There is no longer any doubt about the multitude of benefits that physical exercise has on humans’ health. But this correlation is the result of several centuries of medical research. In ancient Greece, there was already an awareness of the need to take care of one’s body in order to stay healthy. In his time, Hippocrates (460-377 BC) essentially alluded to this equation affirming that exercise is a factor of balance between the force that we expend and that which we absorb. For him, health comes about from the balance between four elements: “blood, lymph, black bile and yellow bile.” This notion of balance between the elements is also found in Aristotle (384-322 B.C.) for whom “the soul suffers when the body is diseased or traumatized, while the body suffers when the soul is ailing.”
Medicine gets involved
The link between health and medicine appeared for the first time during the Roman Empire thanks to Galen (130-199 AD). This physician at the gladiatorial school of Pergamon incorporated the practice of gymnastics into preventive and therapeutic medicine. He differentiated “active exercises” into three categories: those requiring strength, those requiring speed, and the violent ones. These notions did not further evolve until the Renaissance.
A link between breath and physical activity
The Renaissance was marked by research into anatomy. During the study of the human body, doctors gradually made the link between breathing and muscular exercise. In 1780, Lavoisier demonstrated that “respiration is combustion” and showed in the “Memoirs of the Academy of Sciences, 1789-1790” that the more intense the physical activity, the more oxygen the body consumed. However, the muscular mechanism remained unknown to the scientists of the time.
The birth of sports medicine
Physical education started making its way into schools around 1820, with a gymnastics school opening for children in Berlin, Germany in 1811 and Swedish programs starting in 1813. Other European countries followed suit with goals often encompassing the training of soldiers and professionals, as well as the good health of citizens generally.
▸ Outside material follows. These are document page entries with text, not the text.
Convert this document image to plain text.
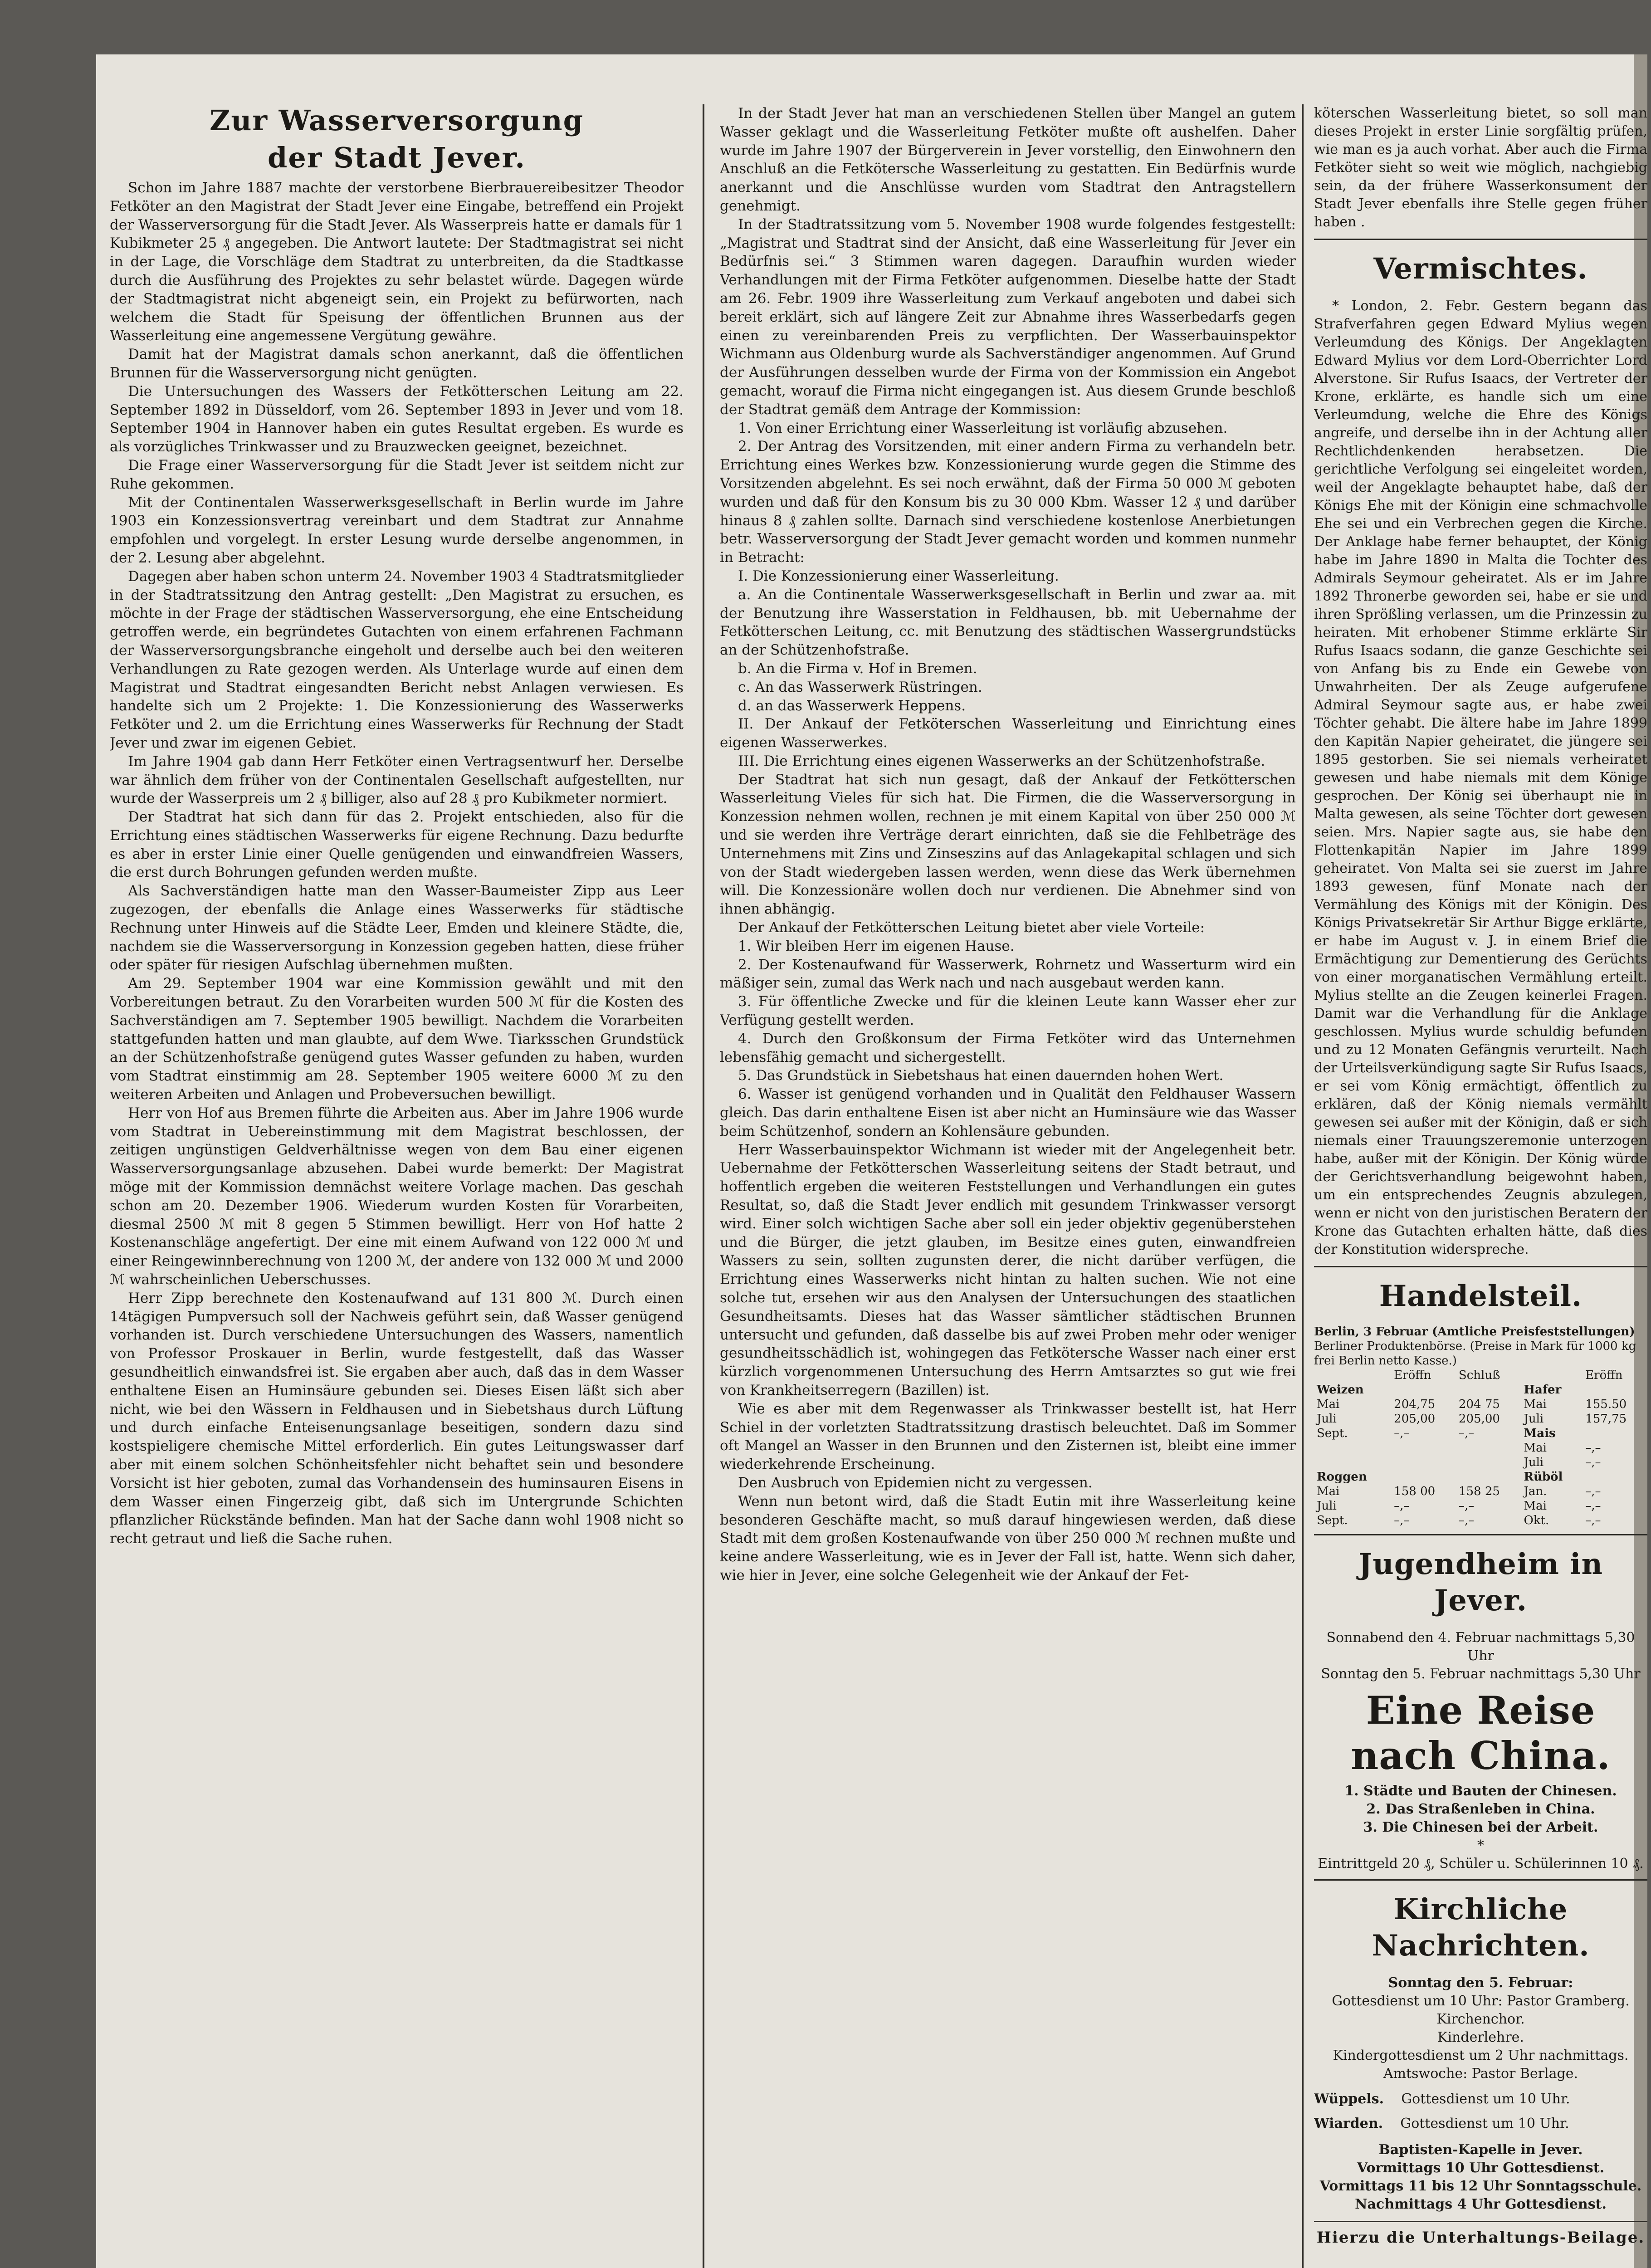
Zur Wasserversorgung
der Stadt Jever.

Schon im Jahre 1887 machte der verstorbene Bierbrauereibesitzer Theodor Fetköter an den Magistrat der Stadt Jever eine Eingabe, betreffend ein Projekt der Wasserversorgung für die Stadt Jever. Als Wasserpreis hatte er damals für 1 Kubikmeter 25 ₰ angegeben. Die Antwort lautete: Der Stadtmagistrat sei nicht in der Lage, die Vorschläge dem Stadtrat zu unterbreiten, da die Stadtkasse durch die Ausführung des Projektes zu sehr belastet würde. Dagegen würde der Stadtmagistrat nicht abgeneigt sein, ein Projekt zu befürworten, nach welchem die Stadt für Speisung der öffentlichen Brunnen aus der Wasserleitung eine angemessene Vergütung gewähre.

Damit hat der Magistrat damals schon anerkannt, daß die öffentlichen Brunnen für die Wasserversorgung nicht genügten.

Die Untersuchungen des Wassers der Fetkötterschen Leitung am 22. September 1892 in Düsseldorf, vom 26. September 1893 in Jever und vom 18. September 1904 in Hannover haben ein gutes Resultat ergeben. Es wurde es als vorzügliches Trinkwasser und zu Brauzwecken geeignet, bezeichnet.

Die Frage einer Wasserversorgung für die Stadt Jever ist seitdem nicht zur Ruhe gekommen.

Mit der Continentalen Wasserwerksgesellschaft in Berlin wurde im Jahre 1903 ein Konzessionsvertrag vereinbart und dem Stadtrat zur Annahme empfohlen und vorgelegt. In erster Lesung wurde derselbe angenommen, in der 2. Lesung aber abgelehnt.

Dagegen aber haben schon unterm 24. November 1903 4 Stadtratsmitglieder in der Stadtratssitzung den Antrag gestellt: „Den Magistrat zu ersuchen, es möchte in der Frage der städtischen Wasserversorgung, ehe eine Entscheidung getroffen werde, ein begründetes Gutachten von einem erfahrenen Fachmann der Wasserversorgungsbranche eingeholt und derselbe auch bei den weiteren Verhandlungen zu Rate gezogen werden. Als Unterlage wurde auf einen dem Magistrat und Stadtrat eingesandten Bericht nebst Anlagen verwiesen. Es handelte sich um 2 Projekte: 1. Die Konzessionierung des Wasserwerks Fetköter und 2. um die Errichtung eines Wasserwerks für Rechnung der Stadt Jever und zwar im eigenen Gebiet.

Im Jahre 1904 gab dann Herr Fetköter einen Vertragsentwurf her. Derselbe war ähnlich dem früher von der Continentalen Gesellschaft aufgestellten, nur wurde der Wasserpreis um 2 ₰ billiger, also auf 28 ₰ pro Kubikmeter normiert.

Der Stadtrat hat sich dann für das 2. Projekt entschieden, also für die Errichtung eines städtischen Wasserwerks für eigene Rechnung. Dazu bedurfte es aber in erster Linie einer Quelle genügenden und einwandfreien Wassers, die erst durch Bohrungen gefunden werden mußte.

Als Sachverständigen hatte man den Wasser-Baumeister Zipp aus Leer zugezogen, der ebenfalls die Anlage eines Wasserwerks für städtische Rechnung unter Hinweis auf die Städte Leer, Emden und kleinere Städte, die, nachdem sie die Wasserversorgung in Konzession gegeben hatten, diese früher oder später für riesigen Aufschlag übernehmen mußten.

Am 29. September 1904 war eine Kommission gewählt und mit den Vorbereitungen betraut. Zu den Vorarbeiten wurden 500 ℳ für die Kosten des Sachverständigen am 7. September 1905 bewilligt. Nachdem die Vorarbeiten stattgefunden hatten und man glaubte, auf dem Wwe. Tiarksschen Grundstück an der Schützenhofstraße genügend gutes Wasser gefunden zu haben, wurden vom Stadtrat einstimmig am 28. September 1905 weitere 6000 ℳ zu den weiteren Arbeiten und Anlagen und Probeversuchen bewilligt.

Herr von Hof aus Bremen führte die Arbeiten aus. Aber im Jahre 1906 wurde vom Stadtrat in Uebereinstimmung mit dem Magistrat beschlossen, der zeitigen ungünstigen Geldverhältnisse wegen von dem Bau einer eigenen Wasserversorgungsanlage abzusehen. Dabei wurde bemerkt: Der Magistrat möge mit der Kommission demnächst weitere Vorlage machen. Das geschah schon am 20. Dezember 1906. Wiederum wurden Kosten für Vorarbeiten, diesmal 2500 ℳ mit 8 gegen 5 Stimmen bewilligt. Herr von Hof hatte 2 Kostenanschläge angefertigt. Der eine mit einem Aufwand von 122 000 ℳ und einer Reingewinnberechnung von 1200 ℳ, der andere von 132 000 ℳ und 2000 ℳ wahrscheinlichen Ueberschusses.

Herr Zipp berechnete den Kostenaufwand auf 131 800 ℳ. Durch einen 14tägigen Pumpversuch soll der Nachweis geführt sein, daß Wasser genügend vorhanden ist. Durch verschiedene Untersuchungen des Wassers, namentlich von Professor Proskauer in Berlin, wurde festgestellt, daß das Wasser gesundheitlich einwandsfrei ist. Sie ergaben aber auch, daß das in dem Wasser enthaltene Eisen an Huminsäure gebunden sei. Dieses Eisen läßt sich aber nicht, wie bei den Wässern in Feldhausen und in Siebetshaus durch Lüftung und durch einfache Enteisenungsanlage beseitigen, sondern dazu sind kostspieligere chemische Mittel erforderlich. Ein gutes Leitungswasser darf aber mit einem solchen Schönheitsfehler nicht behaftet sein und besondere Vorsicht ist hier geboten, zumal das Vorhandensein des huminsauren Eisens in dem Wasser einen Fingerzeig gibt, daß sich im Untergrunde Schichten pflanzlicher Rückstände befinden. Man hat der Sache dann wohl 1908 nicht so recht getraut und ließ die Sache ruhen.

In der Stadt Jever hat man an verschiedenen Stellen über Mangel an gutem Wasser geklagt und die Wasserleitung Fetköter mußte oft aushelfen. Daher wurde im Jahre 1907 der Bürgerverein in Jever vorstellig, den Einwohnern den Anschluß an die Fetkötersche Wasserleitung zu gestatten. Ein Bedürfnis wurde anerkannt und die Anschlüsse wurden vom Stadtrat den Antragstellern genehmigt.

In der Stadtratssitzung vom 5. November 1908 wurde folgendes festgestellt: „Magistrat und Stadtrat sind der Ansicht, daß eine Wasserleitung für Jever ein Bedürfnis sei.“ 3 Stimmen waren dagegen. Daraufhin wurden wieder Verhandlungen mit der Firma Fetköter aufgenommen. Dieselbe hatte der Stadt am 26. Febr. 1909 ihre Wasserleitung zum Verkauf angeboten und dabei sich bereit erklärt, sich auf längere Zeit zur Abnahme ihres Wasserbedarfs gegen einen zu vereinbarenden Preis zu verpflichten. Der Wasserbauinspektor Wichmann aus Oldenburg wurde als Sachverständiger angenommen. Auf Grund der Ausführungen desselben wurde der Firma von der Kommission ein Angebot gemacht, worauf die Firma nicht eingegangen ist. Aus diesem Grunde beschloß der Stadtrat gemäß dem Antrage der Kommission:

1. Von einer Errichtung einer Wasserleitung ist vorläufig abzusehen.

2. Der Antrag des Vorsitzenden, mit einer andern Firma zu verhandeln betr. Errichtung eines Werkes bzw. Konzessionierung wurde gegen die Stimme des Vorsitzenden abgelehnt. Es sei noch erwähnt, daß der Firma 50 000 ℳ geboten wurden und daß für den Konsum bis zu 30 000 Kbm. Wasser 12 ₰ und darüber hinaus 8 ₰ zahlen sollte. Darnach sind verschiedene kostenlose Anerbietungen betr. Wasserversorgung der Stadt Jever gemacht worden und kommen nunmehr in Betracht:

I. Die Konzessionierung einer Wasserleitung.

a. An die Continentale Wasserwerksgesellschaft in Berlin und zwar aa. mit der Benutzung ihre Wasserstation in Feldhausen, bb. mit Uebernahme der Fetkötterschen Leitung, cc. mit Benutzung des städtischen Wassergrundstücks an der Schützenhofstraße.

b. An die Firma v. Hof in Bremen.

c. An das Wasserwerk Rüstringen.

d. an das Wasserwerk Heppens.

II. Der Ankauf der Fetköterschen Wasserleitung und Einrichtung eines eigenen Wasserwerkes.

III. Die Errichtung eines eigenen Wasserwerks an der Schützenhofstraße.

Der Stadtrat hat sich nun gesagt, daß der Ankauf der Fetkötterschen Wasserleitung Vieles für sich hat. Die Firmen, die die Wasserversorgung in Konzession nehmen wollen, rechnen je mit einem Kapital von über 250 000 ℳ und sie werden ihre Verträge derart einrichten, daß sie die Fehlbeträge des Unternehmens mit Zins und Zinseszins auf das Anlagekapital schlagen und sich von der Stadt wiedergeben lassen werden, wenn diese das Werk übernehmen will. Die Konzessionäre wollen doch nur verdienen. Die Abnehmer sind von ihnen abhängig.

Der Ankauf der Fetkötterschen Leitung bietet aber viele Vorteile:

1. Wir bleiben Herr im eigenen Hause.

2. Der Kostenaufwand für Wasserwerk, Rohrnetz und Wasserturm wird ein mäßiger sein, zumal das Werk nach und nach ausgebaut werden kann.

3. Für öffentliche Zwecke und für die kleinen Leute kann Wasser eher zur Verfügung gestellt werden.

4. Durch den Großkonsum der Firma Fetköter wird das Unternehmen lebensfähig gemacht und sichergestellt.

5. Das Grundstück in Siebetshaus hat einen dauernden hohen Wert.

6. Wasser ist genügend vorhanden und in Qualität den Feldhauser Wassern gleich. Das darin enthaltene Eisen ist aber nicht an Huminsäure wie das Wasser beim Schützenhof, sondern an Kohlensäure gebunden.

Herr Wasserbauinspektor Wichmann ist wieder mit der Angelegenheit betr. Uebernahme der Fetkötterschen Wasserleitung seitens der Stadt betraut, und hoffentlich ergeben die weiteren Feststellungen und Verhandlungen ein gutes Resultat, so, daß die Stadt Jever endlich mit gesundem Trinkwasser versorgt wird. Einer solch wichtigen Sache aber soll ein jeder objektiv gegenüberstehen und die Bürger, die jetzt glauben, im Besitze eines guten, einwandfreien Wassers zu sein, sollten zugunsten derer, die nicht darüber verfügen, die Errichtung eines Wasserwerks nicht hintan zu halten suchen. Wie not eine solche tut, ersehen wir aus den Analysen der Untersuchungen des staatlichen Gesundheitsamts. Dieses hat das Wasser sämtlicher städtischen Brunnen untersucht und gefunden, daß dasselbe bis auf zwei Proben mehr oder weniger gesundheitsschädlich ist, wohingegen das Fetkötersche Wasser nach einer erst kürzlich vorgenommenen Untersuchung des Herrn Amtsarztes so gut wie frei von Krankheitserregern (Bazillen) ist.

Wie es aber mit dem Regenwasser als Trinkwasser bestellt ist, hat Herr Schiel in der vorletzten Stadtratssitzung drastisch beleuchtet. Daß im Sommer oft Mangel an Wasser in den Brunnen und den Zisternen ist, bleibt eine immer wiederkehrende Erscheinung.

Den Ausbruch von Epidemien nicht zu vergessen.

Wenn nun betont wird, daß die Stadt Eutin mit ihre Wasserleitung keine besonderen Geschäfte macht, so muß darauf hingewiesen werden, daß diese Stadt mit dem großen Kostenaufwande von über 250 000 ℳ rechnen mußte und keine andere Wasserleitung, wie es in Jever der Fall ist, hatte. Wenn sich daher, wie hier in Jever, eine solche Gelegenheit wie der Ankauf der Fet-

köterschen Wasserleitung bietet, so soll man dieses Projekt in erster Linie sorgfältig prüfen, wie man es ja auch vorhat. Aber auch die Firma Fetköter sieht so weit wie möglich, nachgiebig sein, da der frühere Wasserkonsument der Stadt Jever ebenfalls ihre Stelle gegen früher haben .

Vermischtes.

* London, 2. Febr. Gestern begann das Strafverfahren gegen Edward Mylius wegen Verleumdung des Königs. Der Angeklagten Edward Mylius vor dem Lord-Oberrichter Lord Alverstone. Sir Rufus Isaacs, der Vertreter der Krone, erklärte, es handle sich um eine Verleumdung, welche die Ehre des Königs angreife, und derselbe ihn in der Achtung aller Rechtlichdenkenden herabsetzen. Die gerichtliche Verfolgung sei eingeleitet worden, weil der Angeklagte behauptet habe, daß der Königs Ehe mit der Königin eine schmachvolle Ehe sei und ein Verbrechen gegen die Kirche. Der Anklage habe ferner behauptet, der König habe im Jahre 1890 in Malta die Tochter des Admirals Seymour geheiratet. Als er im Jahre 1892 Thronerbe geworden sei, habe er sie und ihren Sprößling verlassen, um die Prinzessin zu heiraten. Mit erhobener Stimme erklärte Sir Rufus Isaacs sodann, die ganze Geschichte sei von Anfang bis zu Ende ein Gewebe von Unwahrheiten. Der als Zeuge aufgerufene Admiral Seymour sagte aus, er habe zwei Töchter gehabt. Die ältere habe im Jahre 1899 den Kapitän Napier geheiratet, die jüngere sei 1895 gestorben. Sie sei niemals verheiratet gewesen und habe niemals mit dem Könige gesprochen. Der König sei überhaupt nie in Malta gewesen, als seine Töchter dort gewesen seien. Mrs. Napier sagte aus, sie habe den Flottenkapitän Napier im Jahre 1899 geheiratet. Von Malta sei sie zuerst im Jahre 1893 gewesen, fünf Monate nach der Vermählung des Königs mit der Königin. Des Königs Privatsekretär Sir Arthur Bigge erklärte, er habe im August v. J. in einem Brief die Ermächtigung zur Dementierung des Gerüchts von einer morganatischen Vermählung erteilt. Mylius stellte an die Zeugen keinerlei Fragen. Damit war die Verhandlung für die Anklage geschlossen. Mylius wurde schuldig befunden und zu 12 Monaten Gefängnis verurteilt. Nach der Urteilsverkündigung sagte Sir Rufus Isaacs, er sei vom König ermächtigt, öffentlich zu erklären, daß der König niemals vermählt gewesen sei außer mit der Königin, daß er sich niemals einer Trauungszeremonie unterzogen habe, außer mit der Königin. Der König würde der Gerichtsverhandlung beigewohnt haben, um ein entsprechendes Zeugnis abzulegen, wenn er nicht von den juristischen Beratern der Krone das Gutachten erhalten hätte, daß dies der Konstitution widerspreche.

Handelsteil.
Berlin, 3 Februar (Amtliche Preisfeststellungen)
Berliner Produktenbörse. (Preise in Mark für 1000 kg
frei Berlin netto Kasse.)
	Eröffn	Schluß		Eröffn
Weizen			Hafer	
Mai	204,75	204 75	Mai	155.50
Juli	205,00	205,00	Juli	157,75
Sept.	–,–	–,–	Mais	
			Mai	–,–
			Juli	–,–
Roggen			Rüböl	
Mai	158 00	158 25	Jan.	–,–
Juli	–,–	–,–	Mai	–,–
Sept.	–,–	–,–	Okt.	–,–
Jugendheim in Jever.

Sonnabend den 4. Februar nachmittags 5,30 Uhr

Sonntag den 5. Februar nachmittags 5,30 Uhr

Eine Reise nach China.

1. Städte und Bauten der Chinesen.

2. Das Straßenleben in China.

3. Die Chinesen bei der Arbeit.

*

Eintrittgeld 20 ₰, Schüler u. Schülerinnen 10 ₰.

Kirchliche Nachrichten.

Sonntag den 5. Februar:

Gottesdienst um 10 Uhr: Pastor Gramberg.

Kirchenchor.

Kinderlehre.

Kindergottesdienst um 2 Uhr nachmittags.

Amtswoche: Pastor Berlage.

Wüppels. Gottesdienst um 10 Uhr.

Wiarden. Gottesdienst um 10 Uhr.

Baptisten-Kapelle in Jever.

Vormittags 10 Uhr Gottesdienst.

Vormittags 11 bis 12 Uhr Sonntagsschule.

Nachmittags 4 Uhr Gottesdienst.

Hierzu die Unterhaltungs-Beilage.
Medicine as a discipline evolves and faculties begin to offer courses in sports medicine, with Germany once again taking the first steps in Europe in 1911. Other federations and associations would follow suit in other countries while the first specialized school in sports medicine came into existence in Milan, Italy in 1958. Since then, research on sports has continued to diversify, whether to improve the performance of athletes or to preserve the health of individuals.